Umfrage Jugendliche fühlen sich in der Krise nicht gehört

Wie erleben Jugendliche die Coronakrise, was belastet sie jetzt besonders? Eine Umfrage zeigt: Die meisten haben nicht das Gefühl, dass die enormen Einschnitte in ihrem Leben ernst genommen werden.
Jugendliche im Kölner Gegenlicht: Für sie fühlt es sich so an, als würden Erwachsene allein über ihren Alltag entscheiden

Jugendliche im Kölner Gegenlicht: Für sie fühlt es sich so an, als würden Erwachsene allein über ihren Alltag entscheiden

Foto: Marcel Kusch/ dpa

Keine gesellschaftliche Gruppe war von den Einschränkungen in der Coronakrise so betroffen wie Kinder und Jugendliche: In dieser Diagnose sind sich die Familienpolitikerinnen und -politiker im Deutschen Bundestag weitgehend einig. Über eine Stunde debattierten sie am Donnerstag im Bundestagsplenum über Kinderrechte während der Pandemie.

Die Grünen und Die Linke hatten jeweils einen Antrag gestellt, die Kinderrechte in der Coronakrise zu schützen  beziehungsweise Kinder und Jugendliche zu beteiligen . Ergebnisse allerdings gibt es nicht: Die Forderungen werden zur Beratung in die Familienausschüsse überwiesen.

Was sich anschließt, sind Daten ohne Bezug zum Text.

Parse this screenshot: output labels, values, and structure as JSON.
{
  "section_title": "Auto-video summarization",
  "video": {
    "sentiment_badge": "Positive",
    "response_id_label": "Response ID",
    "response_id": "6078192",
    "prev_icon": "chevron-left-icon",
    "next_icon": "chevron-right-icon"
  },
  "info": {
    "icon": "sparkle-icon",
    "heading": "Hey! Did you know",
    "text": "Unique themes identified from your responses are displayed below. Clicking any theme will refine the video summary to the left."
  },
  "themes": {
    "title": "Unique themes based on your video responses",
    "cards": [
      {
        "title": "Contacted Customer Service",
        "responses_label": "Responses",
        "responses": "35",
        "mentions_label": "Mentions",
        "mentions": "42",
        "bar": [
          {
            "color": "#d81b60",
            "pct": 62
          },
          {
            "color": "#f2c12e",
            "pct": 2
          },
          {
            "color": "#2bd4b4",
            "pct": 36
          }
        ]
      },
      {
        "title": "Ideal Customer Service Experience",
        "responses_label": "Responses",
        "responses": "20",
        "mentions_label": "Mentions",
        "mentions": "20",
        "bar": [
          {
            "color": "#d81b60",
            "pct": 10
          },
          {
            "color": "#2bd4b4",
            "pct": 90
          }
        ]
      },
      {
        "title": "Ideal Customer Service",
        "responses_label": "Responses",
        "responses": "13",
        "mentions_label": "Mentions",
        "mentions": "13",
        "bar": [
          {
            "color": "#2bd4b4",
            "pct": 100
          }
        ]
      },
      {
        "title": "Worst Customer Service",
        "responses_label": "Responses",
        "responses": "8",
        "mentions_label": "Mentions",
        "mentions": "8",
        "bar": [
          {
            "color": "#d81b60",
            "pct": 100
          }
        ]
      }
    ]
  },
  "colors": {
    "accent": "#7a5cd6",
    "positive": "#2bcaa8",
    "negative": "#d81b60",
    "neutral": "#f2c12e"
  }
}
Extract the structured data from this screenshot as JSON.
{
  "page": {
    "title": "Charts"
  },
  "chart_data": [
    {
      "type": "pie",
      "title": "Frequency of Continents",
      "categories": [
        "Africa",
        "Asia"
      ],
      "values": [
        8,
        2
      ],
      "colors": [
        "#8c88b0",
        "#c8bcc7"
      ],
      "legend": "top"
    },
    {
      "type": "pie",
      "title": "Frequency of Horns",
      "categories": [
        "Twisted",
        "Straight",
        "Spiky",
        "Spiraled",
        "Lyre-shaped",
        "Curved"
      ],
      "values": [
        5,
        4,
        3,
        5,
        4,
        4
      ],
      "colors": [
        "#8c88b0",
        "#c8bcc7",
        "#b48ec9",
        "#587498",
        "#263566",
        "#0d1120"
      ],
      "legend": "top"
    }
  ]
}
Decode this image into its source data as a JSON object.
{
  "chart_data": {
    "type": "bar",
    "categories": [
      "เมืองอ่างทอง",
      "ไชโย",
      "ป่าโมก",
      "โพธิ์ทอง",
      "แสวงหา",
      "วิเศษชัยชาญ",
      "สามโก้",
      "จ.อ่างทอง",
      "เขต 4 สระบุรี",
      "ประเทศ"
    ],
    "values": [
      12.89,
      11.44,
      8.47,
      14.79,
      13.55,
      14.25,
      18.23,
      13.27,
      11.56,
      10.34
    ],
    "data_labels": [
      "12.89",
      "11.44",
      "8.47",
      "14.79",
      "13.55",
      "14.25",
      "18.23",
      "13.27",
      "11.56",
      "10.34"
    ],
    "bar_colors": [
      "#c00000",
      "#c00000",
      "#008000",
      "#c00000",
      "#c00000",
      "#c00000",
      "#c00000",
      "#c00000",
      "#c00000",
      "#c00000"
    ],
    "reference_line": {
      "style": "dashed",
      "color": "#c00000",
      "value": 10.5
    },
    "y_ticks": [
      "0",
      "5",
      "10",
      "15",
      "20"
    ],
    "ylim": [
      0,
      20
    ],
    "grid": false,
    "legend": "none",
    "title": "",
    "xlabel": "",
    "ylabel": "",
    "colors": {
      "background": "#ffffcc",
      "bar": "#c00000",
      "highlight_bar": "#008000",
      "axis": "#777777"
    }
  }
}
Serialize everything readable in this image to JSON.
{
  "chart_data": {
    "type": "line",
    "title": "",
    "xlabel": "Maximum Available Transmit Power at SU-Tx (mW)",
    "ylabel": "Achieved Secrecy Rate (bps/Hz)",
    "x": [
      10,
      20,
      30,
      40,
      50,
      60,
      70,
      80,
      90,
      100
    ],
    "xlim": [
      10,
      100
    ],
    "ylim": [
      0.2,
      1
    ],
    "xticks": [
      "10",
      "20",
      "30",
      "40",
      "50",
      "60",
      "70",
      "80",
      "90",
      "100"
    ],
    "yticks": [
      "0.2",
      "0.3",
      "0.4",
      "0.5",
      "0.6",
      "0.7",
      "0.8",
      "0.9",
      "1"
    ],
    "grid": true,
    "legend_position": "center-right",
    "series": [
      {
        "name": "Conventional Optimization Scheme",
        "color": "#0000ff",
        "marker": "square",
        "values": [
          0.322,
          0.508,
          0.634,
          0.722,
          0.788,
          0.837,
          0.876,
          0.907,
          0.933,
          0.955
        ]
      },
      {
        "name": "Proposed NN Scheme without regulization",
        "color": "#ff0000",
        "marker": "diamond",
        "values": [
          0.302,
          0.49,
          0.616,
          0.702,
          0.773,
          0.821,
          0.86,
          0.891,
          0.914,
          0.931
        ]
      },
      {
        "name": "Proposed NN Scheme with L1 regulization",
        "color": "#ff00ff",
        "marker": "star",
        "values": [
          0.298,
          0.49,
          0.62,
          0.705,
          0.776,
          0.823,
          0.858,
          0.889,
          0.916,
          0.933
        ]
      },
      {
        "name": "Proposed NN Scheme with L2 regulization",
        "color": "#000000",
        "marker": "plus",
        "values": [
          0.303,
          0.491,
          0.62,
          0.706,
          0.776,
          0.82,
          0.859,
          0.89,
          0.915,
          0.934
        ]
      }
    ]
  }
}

Dass es dringend nötig ist, die Bedürfnisse von Kindern und Jugendlichen mehr in den Blick zu nehmen, zeigt eine Umfrage der Universitäten Frankfurt und Hildesheim , die am Donnerstag veröffentlicht wurde. Die Forscherinnen und Forscher haben bundesweit etwa 5000 Jugendliche und junge Erwachsene zwischen 15 und 30 Jahren befragt, wie sie die Corona-Einschränkungen erleben.

Paradoxer Zustand

Fast die Hälfte der Befragten gibt an, dass ihre Sorgen nicht oder eher nicht gehört werden. Die Studie ist allerdings nicht repräsentativ, sie gibt lediglich einen Einblick in die gegenwärtige Situation der Jugendlichen. Die jungen Menschen haben demnach den Eindruck, dass Erwachsene allein entscheiden, wie sie in der Coronakrise ihren Alltag zu gestalten haben. "Die Jugendlichen sehen nicht, dass sie mit ihren Anliegen Gehör finden", sagt Johanna Wilmes vom Forschungsteam, "die Beteiligungsformate von jungen Menschen scheinen nicht krisenfest."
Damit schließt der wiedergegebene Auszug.